Connected/Autonomous Vehicles, Ownership, and DMCA: What will vehicle ownership mean in the future?


flickr photo shared by sidehike under a Creative Commons ( BY-NC-SA ) license

Today Wired ran a story about John Deere's assertion that purchasing one of their tractors is "an implied license for the life of the vehicle to operate the vehicle." The key issue is not the hardware, but the software and the ability to access and modify it.  Using DMCA, many vehicle manufacturers are submitting comments to the Copyrights Office that modifying their software in a form of piracy. So legally, is this the end of ownership as we know it?

The questions and concerns about this legal development has been brewing for some time, but as the internet of thing comes closer to being a reality more people are calling into question our existing copyright and patent system and their limitations. (Even John Oliver discussed patents!)
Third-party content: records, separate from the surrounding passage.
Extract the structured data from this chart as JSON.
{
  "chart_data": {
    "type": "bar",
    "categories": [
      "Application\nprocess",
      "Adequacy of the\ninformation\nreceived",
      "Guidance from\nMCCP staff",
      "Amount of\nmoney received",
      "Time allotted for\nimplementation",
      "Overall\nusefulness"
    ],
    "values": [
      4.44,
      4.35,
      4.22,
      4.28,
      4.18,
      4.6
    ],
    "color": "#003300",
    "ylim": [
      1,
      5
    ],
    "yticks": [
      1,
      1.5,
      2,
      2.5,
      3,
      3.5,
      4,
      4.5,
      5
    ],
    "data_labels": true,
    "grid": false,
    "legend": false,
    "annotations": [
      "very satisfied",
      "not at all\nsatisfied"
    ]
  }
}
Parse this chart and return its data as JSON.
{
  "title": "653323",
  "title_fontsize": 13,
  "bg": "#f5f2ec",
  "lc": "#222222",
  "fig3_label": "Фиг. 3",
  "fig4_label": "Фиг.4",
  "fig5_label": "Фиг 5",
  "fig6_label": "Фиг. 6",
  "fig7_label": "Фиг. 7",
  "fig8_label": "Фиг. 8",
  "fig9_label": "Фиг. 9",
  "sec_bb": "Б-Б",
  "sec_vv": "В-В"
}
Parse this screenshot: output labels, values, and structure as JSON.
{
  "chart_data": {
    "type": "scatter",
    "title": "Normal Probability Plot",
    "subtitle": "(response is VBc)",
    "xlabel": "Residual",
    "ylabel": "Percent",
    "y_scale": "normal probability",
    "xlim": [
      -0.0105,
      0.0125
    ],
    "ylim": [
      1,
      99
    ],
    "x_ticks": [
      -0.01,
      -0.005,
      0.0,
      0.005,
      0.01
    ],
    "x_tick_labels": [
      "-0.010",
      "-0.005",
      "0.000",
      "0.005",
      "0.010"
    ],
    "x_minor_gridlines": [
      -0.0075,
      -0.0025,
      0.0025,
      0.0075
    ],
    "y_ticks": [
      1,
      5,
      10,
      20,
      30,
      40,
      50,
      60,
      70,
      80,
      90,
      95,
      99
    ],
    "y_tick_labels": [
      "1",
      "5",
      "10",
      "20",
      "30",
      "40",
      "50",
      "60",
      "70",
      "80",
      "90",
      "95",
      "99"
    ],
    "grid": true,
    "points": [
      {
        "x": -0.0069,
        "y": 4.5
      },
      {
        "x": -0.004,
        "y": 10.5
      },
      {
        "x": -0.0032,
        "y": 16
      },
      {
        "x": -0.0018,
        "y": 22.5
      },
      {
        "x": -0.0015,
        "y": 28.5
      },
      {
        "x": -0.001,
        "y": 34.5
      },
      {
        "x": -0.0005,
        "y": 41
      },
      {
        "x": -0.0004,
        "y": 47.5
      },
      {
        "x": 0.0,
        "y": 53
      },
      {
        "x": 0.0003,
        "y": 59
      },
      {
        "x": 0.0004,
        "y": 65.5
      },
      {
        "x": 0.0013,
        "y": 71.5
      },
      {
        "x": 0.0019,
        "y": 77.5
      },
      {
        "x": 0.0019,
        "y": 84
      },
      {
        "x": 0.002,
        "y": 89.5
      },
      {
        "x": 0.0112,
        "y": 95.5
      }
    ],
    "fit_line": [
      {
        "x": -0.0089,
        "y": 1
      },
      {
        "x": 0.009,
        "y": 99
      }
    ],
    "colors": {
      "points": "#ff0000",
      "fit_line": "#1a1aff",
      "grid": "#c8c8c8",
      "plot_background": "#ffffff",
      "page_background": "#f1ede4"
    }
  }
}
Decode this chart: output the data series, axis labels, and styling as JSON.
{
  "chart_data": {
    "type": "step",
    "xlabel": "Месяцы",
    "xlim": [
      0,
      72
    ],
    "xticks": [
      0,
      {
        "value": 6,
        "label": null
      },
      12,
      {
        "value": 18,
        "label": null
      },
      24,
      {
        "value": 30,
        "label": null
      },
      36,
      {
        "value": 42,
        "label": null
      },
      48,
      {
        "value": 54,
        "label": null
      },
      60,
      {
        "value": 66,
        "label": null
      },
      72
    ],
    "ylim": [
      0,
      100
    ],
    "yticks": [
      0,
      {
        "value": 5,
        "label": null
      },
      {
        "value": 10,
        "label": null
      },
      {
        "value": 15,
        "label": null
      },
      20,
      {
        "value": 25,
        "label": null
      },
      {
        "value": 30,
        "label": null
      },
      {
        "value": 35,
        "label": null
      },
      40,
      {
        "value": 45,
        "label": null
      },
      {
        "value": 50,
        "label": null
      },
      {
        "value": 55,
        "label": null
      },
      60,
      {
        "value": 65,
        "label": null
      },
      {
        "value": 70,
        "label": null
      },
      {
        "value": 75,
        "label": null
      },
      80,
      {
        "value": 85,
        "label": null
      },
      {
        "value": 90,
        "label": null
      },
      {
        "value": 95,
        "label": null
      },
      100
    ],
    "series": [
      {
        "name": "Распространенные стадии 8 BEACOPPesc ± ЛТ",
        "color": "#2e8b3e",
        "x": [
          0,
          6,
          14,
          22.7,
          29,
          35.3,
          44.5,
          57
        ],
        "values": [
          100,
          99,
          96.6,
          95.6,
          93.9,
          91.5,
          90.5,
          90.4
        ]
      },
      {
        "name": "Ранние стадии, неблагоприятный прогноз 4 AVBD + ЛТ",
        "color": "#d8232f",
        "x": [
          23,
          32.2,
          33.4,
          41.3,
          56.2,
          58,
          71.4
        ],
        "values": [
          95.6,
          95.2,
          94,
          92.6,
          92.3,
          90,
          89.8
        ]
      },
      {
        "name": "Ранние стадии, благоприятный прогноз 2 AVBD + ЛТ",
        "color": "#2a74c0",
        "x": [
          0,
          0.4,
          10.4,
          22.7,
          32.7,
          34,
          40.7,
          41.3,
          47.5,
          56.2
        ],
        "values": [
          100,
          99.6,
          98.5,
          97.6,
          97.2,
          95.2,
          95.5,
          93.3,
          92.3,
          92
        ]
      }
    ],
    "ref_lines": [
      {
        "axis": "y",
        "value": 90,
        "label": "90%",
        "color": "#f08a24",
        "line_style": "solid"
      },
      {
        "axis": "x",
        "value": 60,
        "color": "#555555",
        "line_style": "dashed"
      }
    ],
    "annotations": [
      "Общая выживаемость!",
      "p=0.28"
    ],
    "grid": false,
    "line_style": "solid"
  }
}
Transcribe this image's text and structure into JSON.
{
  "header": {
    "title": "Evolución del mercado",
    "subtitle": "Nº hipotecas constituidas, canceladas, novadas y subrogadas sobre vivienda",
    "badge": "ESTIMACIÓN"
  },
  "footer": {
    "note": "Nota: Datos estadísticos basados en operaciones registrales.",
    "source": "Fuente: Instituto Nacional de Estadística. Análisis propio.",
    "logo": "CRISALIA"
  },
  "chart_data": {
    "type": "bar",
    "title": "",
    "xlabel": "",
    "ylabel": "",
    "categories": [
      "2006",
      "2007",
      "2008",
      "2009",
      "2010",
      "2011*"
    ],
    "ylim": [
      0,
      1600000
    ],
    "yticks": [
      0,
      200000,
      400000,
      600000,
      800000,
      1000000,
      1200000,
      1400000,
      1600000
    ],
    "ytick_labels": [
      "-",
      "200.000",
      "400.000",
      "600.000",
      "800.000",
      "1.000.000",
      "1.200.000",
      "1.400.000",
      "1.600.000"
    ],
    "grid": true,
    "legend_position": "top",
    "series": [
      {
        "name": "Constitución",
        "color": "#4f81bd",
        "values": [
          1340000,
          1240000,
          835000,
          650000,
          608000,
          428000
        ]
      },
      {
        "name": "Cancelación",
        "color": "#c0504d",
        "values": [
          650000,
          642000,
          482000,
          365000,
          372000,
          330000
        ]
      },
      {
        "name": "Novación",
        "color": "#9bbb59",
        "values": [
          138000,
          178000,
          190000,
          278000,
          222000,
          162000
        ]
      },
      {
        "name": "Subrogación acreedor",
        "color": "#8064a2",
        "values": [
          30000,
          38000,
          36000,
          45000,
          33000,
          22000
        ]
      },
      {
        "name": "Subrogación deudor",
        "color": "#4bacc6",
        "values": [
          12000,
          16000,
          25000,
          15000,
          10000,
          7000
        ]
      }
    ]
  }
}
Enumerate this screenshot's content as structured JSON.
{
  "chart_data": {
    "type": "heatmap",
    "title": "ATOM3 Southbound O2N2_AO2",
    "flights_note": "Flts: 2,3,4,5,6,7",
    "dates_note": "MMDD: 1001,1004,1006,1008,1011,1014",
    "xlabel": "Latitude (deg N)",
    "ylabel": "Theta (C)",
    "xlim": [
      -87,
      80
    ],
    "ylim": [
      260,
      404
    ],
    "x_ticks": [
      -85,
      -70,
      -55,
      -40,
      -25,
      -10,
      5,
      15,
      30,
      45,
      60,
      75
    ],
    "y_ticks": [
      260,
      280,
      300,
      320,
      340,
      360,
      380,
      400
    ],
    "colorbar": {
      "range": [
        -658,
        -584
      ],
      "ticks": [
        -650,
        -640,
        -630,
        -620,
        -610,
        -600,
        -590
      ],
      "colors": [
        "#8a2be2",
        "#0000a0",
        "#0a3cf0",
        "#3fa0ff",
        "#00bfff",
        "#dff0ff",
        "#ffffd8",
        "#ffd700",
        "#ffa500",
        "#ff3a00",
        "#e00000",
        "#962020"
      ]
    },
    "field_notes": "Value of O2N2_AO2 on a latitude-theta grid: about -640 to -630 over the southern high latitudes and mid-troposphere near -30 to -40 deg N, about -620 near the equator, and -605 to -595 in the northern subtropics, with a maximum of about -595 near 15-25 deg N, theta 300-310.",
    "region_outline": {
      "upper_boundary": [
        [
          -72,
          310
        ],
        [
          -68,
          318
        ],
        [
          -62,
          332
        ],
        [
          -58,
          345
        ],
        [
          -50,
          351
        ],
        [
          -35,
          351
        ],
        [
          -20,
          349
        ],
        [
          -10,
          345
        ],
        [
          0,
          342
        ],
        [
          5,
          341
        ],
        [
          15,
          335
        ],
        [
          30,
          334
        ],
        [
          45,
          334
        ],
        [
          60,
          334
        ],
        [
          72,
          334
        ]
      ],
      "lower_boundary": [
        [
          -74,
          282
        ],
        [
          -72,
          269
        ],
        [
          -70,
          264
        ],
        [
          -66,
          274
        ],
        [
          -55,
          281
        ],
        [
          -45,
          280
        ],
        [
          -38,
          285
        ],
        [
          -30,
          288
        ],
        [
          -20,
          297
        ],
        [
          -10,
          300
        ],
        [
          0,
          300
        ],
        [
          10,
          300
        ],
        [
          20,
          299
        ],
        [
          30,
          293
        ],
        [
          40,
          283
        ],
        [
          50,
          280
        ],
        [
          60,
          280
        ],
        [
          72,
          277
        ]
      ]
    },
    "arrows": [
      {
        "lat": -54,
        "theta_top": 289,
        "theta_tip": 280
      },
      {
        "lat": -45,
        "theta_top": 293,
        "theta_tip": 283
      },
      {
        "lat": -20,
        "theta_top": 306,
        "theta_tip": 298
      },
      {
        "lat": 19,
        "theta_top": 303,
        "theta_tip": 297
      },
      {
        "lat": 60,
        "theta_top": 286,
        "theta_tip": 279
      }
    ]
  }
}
This issue has been on the radar of USDOT's ITS JPO for a while now, especially the policy implications for connected and automated vehicles. The critical issue is the balance of open source software and concerns about cybersecurity and safety. Some of the promise of connected/automated vehicles, is the rich big data environments they will operate in but how can the industry cooperatively get there despite concerns about privacy and innovation? There is also the looming issue of liability for connected/autonomous vehicles, much of which hinges questions of safety and the perception of risk. 

It will be interesting to see how all of this develops and the rules are made.